Das Bieler Stadtparlament hat am Mittwochabend Eintreten auf das Budget 2014 beschlossen. Für die Fortsetzung der Debatte am Donnerstag ist eine harte Auseinandersetzung um Sparmassnahmen zu erwarten.

Ausser den Grünen und den Sozialdemokraten wandten sich alle Fraktionen gegen die vom Gemeinderat (Exekutive) vorgeschlagene Steuererhöhung um zwei Zehntel. Sie zogen die Variante mit zusätzlichen Entnahmen aus Spezialfinanzierungen vor. Von dieser hatte der Gemeinderat abgeraten.

Abo-Verbilligung für Bezüger von Ergänzungsleistungen gestrichen

Eine erste Kraftprobe gab es bei der vom Gemeinderat beantragten Streichung der zusätzlichen Verbilligung von Abonnements des Tarifverbunds für Bezüger von Ergänzungsleistungen zur AHV und IV. Dadurch soll die Gemeinderechnung um rund 360'000 Franken im Jahr entlastet werden.

Die Grünen wandten sich dagegen: Die Stadt dürfe nicht bei den Ärmsten zu sparen beginnen, wenn sie ein Finanzproblem habe. Die Sozialdemokraten argumentierten ähnlich, wollten aber aus Verantwortung für die Stadtfinanzen den gewährten Rabatt von 50 Prozent auf 30 Prozent verringern.

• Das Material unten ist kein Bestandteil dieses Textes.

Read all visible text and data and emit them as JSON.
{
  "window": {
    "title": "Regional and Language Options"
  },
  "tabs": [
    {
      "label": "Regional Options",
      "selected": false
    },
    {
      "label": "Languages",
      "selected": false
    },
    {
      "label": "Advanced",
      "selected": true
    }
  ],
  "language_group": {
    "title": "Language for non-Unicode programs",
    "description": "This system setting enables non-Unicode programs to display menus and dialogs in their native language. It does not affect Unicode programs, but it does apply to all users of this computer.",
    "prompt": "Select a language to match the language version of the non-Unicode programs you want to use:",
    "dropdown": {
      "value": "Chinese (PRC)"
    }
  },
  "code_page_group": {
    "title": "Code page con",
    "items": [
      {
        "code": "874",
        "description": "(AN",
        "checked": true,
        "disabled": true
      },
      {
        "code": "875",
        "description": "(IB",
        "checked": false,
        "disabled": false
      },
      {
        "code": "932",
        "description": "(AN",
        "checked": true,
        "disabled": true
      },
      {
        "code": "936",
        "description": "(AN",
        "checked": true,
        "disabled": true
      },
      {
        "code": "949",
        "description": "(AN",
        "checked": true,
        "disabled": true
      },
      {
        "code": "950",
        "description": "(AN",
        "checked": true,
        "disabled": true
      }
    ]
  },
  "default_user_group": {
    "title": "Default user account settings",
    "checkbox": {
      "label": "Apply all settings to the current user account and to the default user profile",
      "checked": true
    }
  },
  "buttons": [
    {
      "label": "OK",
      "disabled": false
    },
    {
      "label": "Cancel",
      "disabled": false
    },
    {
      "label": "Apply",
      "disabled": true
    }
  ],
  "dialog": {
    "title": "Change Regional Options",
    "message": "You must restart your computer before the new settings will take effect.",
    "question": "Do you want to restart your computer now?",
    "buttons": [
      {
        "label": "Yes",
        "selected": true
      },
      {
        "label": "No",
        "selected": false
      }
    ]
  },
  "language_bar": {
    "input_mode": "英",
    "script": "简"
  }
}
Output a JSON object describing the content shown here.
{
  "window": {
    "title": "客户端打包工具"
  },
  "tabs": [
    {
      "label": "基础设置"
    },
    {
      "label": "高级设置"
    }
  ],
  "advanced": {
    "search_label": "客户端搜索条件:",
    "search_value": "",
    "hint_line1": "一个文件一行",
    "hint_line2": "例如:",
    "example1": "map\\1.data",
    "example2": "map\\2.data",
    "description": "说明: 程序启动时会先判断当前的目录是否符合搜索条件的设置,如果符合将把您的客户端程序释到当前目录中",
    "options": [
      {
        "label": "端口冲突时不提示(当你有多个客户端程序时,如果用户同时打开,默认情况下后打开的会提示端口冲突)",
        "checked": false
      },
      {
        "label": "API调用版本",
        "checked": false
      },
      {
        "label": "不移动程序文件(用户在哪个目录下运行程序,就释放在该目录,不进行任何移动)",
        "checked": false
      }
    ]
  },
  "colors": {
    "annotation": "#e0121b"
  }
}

Die Fraktion SVP/Die Eidgenossen wies darauf hin, dass es sich nicht um eine Aufgabe der Stadt handle. Die Mobilitätskosten seien in den Ergänzungsleistungen bereits berücksichtigt. Die Fraktion FDP/EVP/EDU meinte, jetzt sei der Moment gekommen, an dem die Stadt Biel ihre ständig gesteigerten Leistungen abbauen müsse.

Das Zünglein an der Waage bildeten die Grünliberalen, deren Sprecher von einer «Extrawurst» sprach. Man dürfe mit den Finanzen nicht weiterfahren wie bisher, sonst könnten künftige Generationen keine Projekte mehr realisieren. Schliesslich beschloss eine Mehrheit von 34 gegen 24 Stimmen, die Verbilligung abzuschaffen.

Friedliche Demonstration

Auf dem Platz vor dem Eingang zum Stadtratssaal wurden die Räte von mehreren hundert Personen empfangen, die friedlich gegen die vom Gemeinderat vorgeschlagenen Subventionskürzungen für das Autonome Jugendzentrum und andere kulturelle und soziale Institutionen demonstrierten.

Sie hatten eine gedeckte Bühne für musikalische Darbietungen und einen Essensstand aufgestellt. In der Pause spielte gar eine Guggenmusik auf. Zur Demonstration war auf sozialen Netzwerken aufgerufen worden.